I’ve published a discussion paper on information exchange today. The full report is here (only 6 pages). The key question is what data do all countries but developing one in particular really need to receive, automatically, to ensure the smoking gun is available to ensure Tax Information Exchange Agreements work.

My answer is this:

The key concern when tackling capital flight is the illegal, disguised nature of the illicit fund flows. Ignoring transfer mispricing, the key mechanisms used for this illegal purpose are offshore financial structures such as trusts, companies and foundations.

There is at present no automatic information exchange with regard to such structures within the EU, let alone elsewhere.

The automatic information exchange arrangements which currently exist relate only to interest income paid to accounts held in individual’s names. The European Union Savings Tax Directive (EUSTD) is the key example of this arrangement.

Suggestion has been made that the EUSTD should be extended to developing countries. If and when the EUSTD is extended, as the Commission plans, to trusts and companies in offshore locations this might provide some benefits if extended to developing countries but in its current form the EUSTD is unlikely to do so: it is quite unlikely that significant deposits resulting from illicit financial flows are held in individuals own names. It is relatively easy, and cheap, to set up trusts and corporate structures that can hide these flows from view.

This does, however, suggest exactly what information is required to trigger an effective information exchange request by a developing country. Those countries do not need to know the precise details of interest, profits, gains or other income accruing to offshore structures created by, owned by, or which benefit people resident within their jurisdictions to enable them to make an effective enquiry under a tax information exchange agreement. They simply need to know:

1. That such a structure exists (a bank account qualifying by itself as a structure for this purpose);

2. What each component (trust, company, or foundation) is called;

3. Who manages it;

4. Where it banks;

5. Who in their jurisdiction benefits from it.

If this data were available it is likely that almost every country in the world could and would substantially increase the number of tax information exchange requests that they might make using the proposed network of Tax Information Exchange Agreements.
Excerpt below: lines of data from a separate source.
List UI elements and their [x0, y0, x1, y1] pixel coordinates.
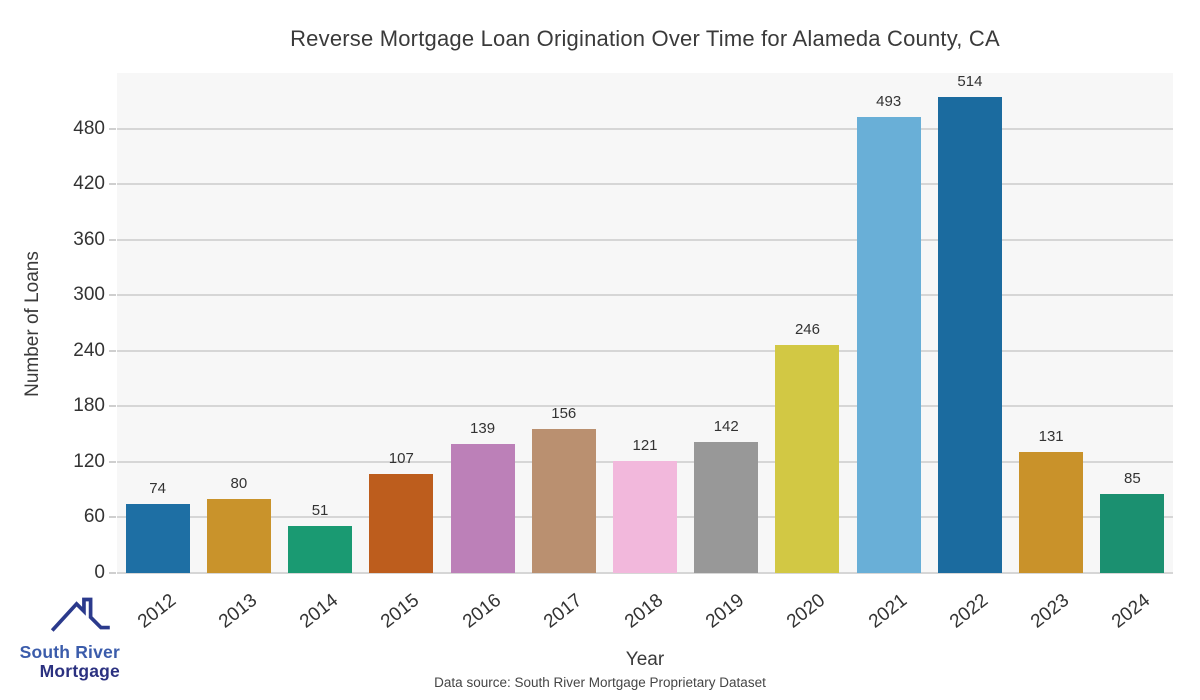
bar-value-label-2024: 85 — [1124, 470, 1141, 488]
x-tick-label-2016: 2016 — [458, 589, 505, 633]
y-tick-label-0: 0 — [94, 562, 105, 583]
y-tick-mark — [109, 516, 116, 519]
bar-value-label-2018: 121 — [632, 436, 658, 454]
x-tick-label-2023: 2023 — [1027, 589, 1074, 633]
y-tick-label-60: 60 — [83, 506, 105, 528]
gridline-y-420 — [117, 183, 1173, 186]
x-tick-label-2019: 2019 — [702, 589, 749, 633]
bar-2016 — [450, 444, 515, 573]
y-tick-mark — [109, 294, 116, 297]
y-tick-label-240: 240 — [73, 339, 105, 361]
bar-value-label-2021: 493 — [876, 92, 902, 110]
bar-2024 — [1100, 494, 1165, 573]
x-tick-label-2013: 2013 — [214, 589, 262, 633]
y-tick-label-180: 180 — [73, 395, 105, 417]
plot-area: 74 80 51 107 139 156 121 142 246 493 514 131 85 — [117, 73, 1173, 574]
y-tick-mark — [109, 405, 116, 408]
bar-2017 — [531, 428, 596, 573]
y-axis-title: Number of Loans — [22, 251, 43, 397]
y-tick-label-360: 360 — [73, 228, 105, 250]
x-tick-label-2014: 2014 — [296, 589, 343, 633]
y-tick-mark — [109, 572, 116, 574]
x-tick-label-2015: 2015 — [377, 589, 424, 633]
x-axis-title: Year — [625, 649, 665, 670]
bar-value-label-2020: 246 — [794, 321, 820, 339]
bar-value-label-2012: 74 — [149, 480, 166, 498]
x-tick-label-2024: 2024 — [1108, 589, 1155, 633]
gridline-y-480 — [117, 127, 1173, 130]
gridline-y-180 — [117, 405, 1173, 408]
bar-2023 — [1019, 451, 1084, 573]
logo-text-mortgage: Mortgage — [39, 661, 120, 681]
data-source-caption: Data source: South River Mortgage Propri… — [434, 675, 766, 690]
x-tick-label-2022: 2022 — [945, 589, 993, 633]
bar-value-label-2015: 107 — [388, 449, 414, 467]
bar-2013 — [206, 498, 271, 573]
gridline-y-360 — [117, 238, 1173, 241]
x-tick-label-2021: 2021 — [864, 589, 911, 633]
bar-2014 — [288, 525, 353, 573]
bar-value-label-2013: 80 — [230, 474, 248, 492]
bar-2015 — [369, 473, 434, 573]
bar-2018 — [613, 460, 677, 573]
bar-2020 — [775, 345, 840, 573]
bar-value-label-2016: 139 — [470, 420, 496, 438]
x-tick-label-2020: 2020 — [783, 589, 830, 633]
y-tick-label-120: 120 — [73, 450, 105, 472]
y-tick-mark — [109, 460, 116, 463]
y-tick-mark — [109, 349, 116, 352]
y-tick-label-420: 420 — [73, 173, 105, 195]
x-tick-label-2018: 2018 — [620, 589, 668, 633]
bar-2022 — [937, 97, 1002, 573]
house-roof-icon — [50, 597, 110, 632]
x-tick-label-2017: 2017 — [539, 589, 586, 633]
bar-value-label-2019: 142 — [713, 417, 739, 435]
bar-value-label-2017: 156 — [551, 404, 577, 422]
y-tick-mark — [109, 238, 116, 241]
y-tick-mark — [109, 183, 116, 186]
bar-2012 — [125, 504, 190, 573]
bar-value-label-2022: 514 — [957, 73, 983, 91]
y-tick-label-480: 480 — [73, 117, 105, 139]
bar-value-label-2023: 131 — [1038, 427, 1064, 445]
chart-title: Reverse Mortgage Loan Origination Over T… — [290, 26, 1000, 51]
y-tick-label-300: 300 — [73, 284, 105, 306]
south-river-mortgage-logo: South River Mortgage — [16, 590, 136, 690]
y-tick-mark — [109, 127, 116, 130]
bar-2019 — [694, 441, 759, 573]
gridline-y-300 — [117, 294, 1173, 297]
logo-text-south-river: South River — [19, 642, 120, 662]
gridline-y-0 — [117, 572, 1173, 574]
bar-value-label-2014: 51 — [311, 501, 329, 519]
gridline-y-240 — [117, 349, 1173, 352]
bar-2021 — [856, 116, 921, 573]
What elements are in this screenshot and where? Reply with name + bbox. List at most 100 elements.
What is therefore required is that this information, which the regulatory authorities of every single jurisdiction subject to IMF /FATF regulation must have available to it, be automatically exchanged with the jurisdictions in which the beneficiaries of those structures are located; that location to be identified by both the place of main residence of a beneficiary and by the country which issues them with their passport (with those places issue passports of dubious repute to be specifically blacklisted for anti-money-laundering identification purposes).

If this data were to be automatically exchanged then no further information on income need be exchanged, at least in the early stages of any information exchange process. That is because sufficient data to firstly disincentive use of such arrangements and secondly to allow information exchange requests to be made would exist. Pragmatically, that is most of what is desired of the automatic information exchange process. This does, however, have the benefit of massively reducing the risks inherent in automatic data exchange by removing entirely from that process, at least in its initial stages, any reference to specific income details.

With this data Tax Information Exchange Agreements become meaningful: the ‘smoking gun’ required to make them useful would exist.

I offer this personally: it does not represent the opinion of any organisation I work with, but I think it is a solution focused answer to information exchange, and that is its relevance.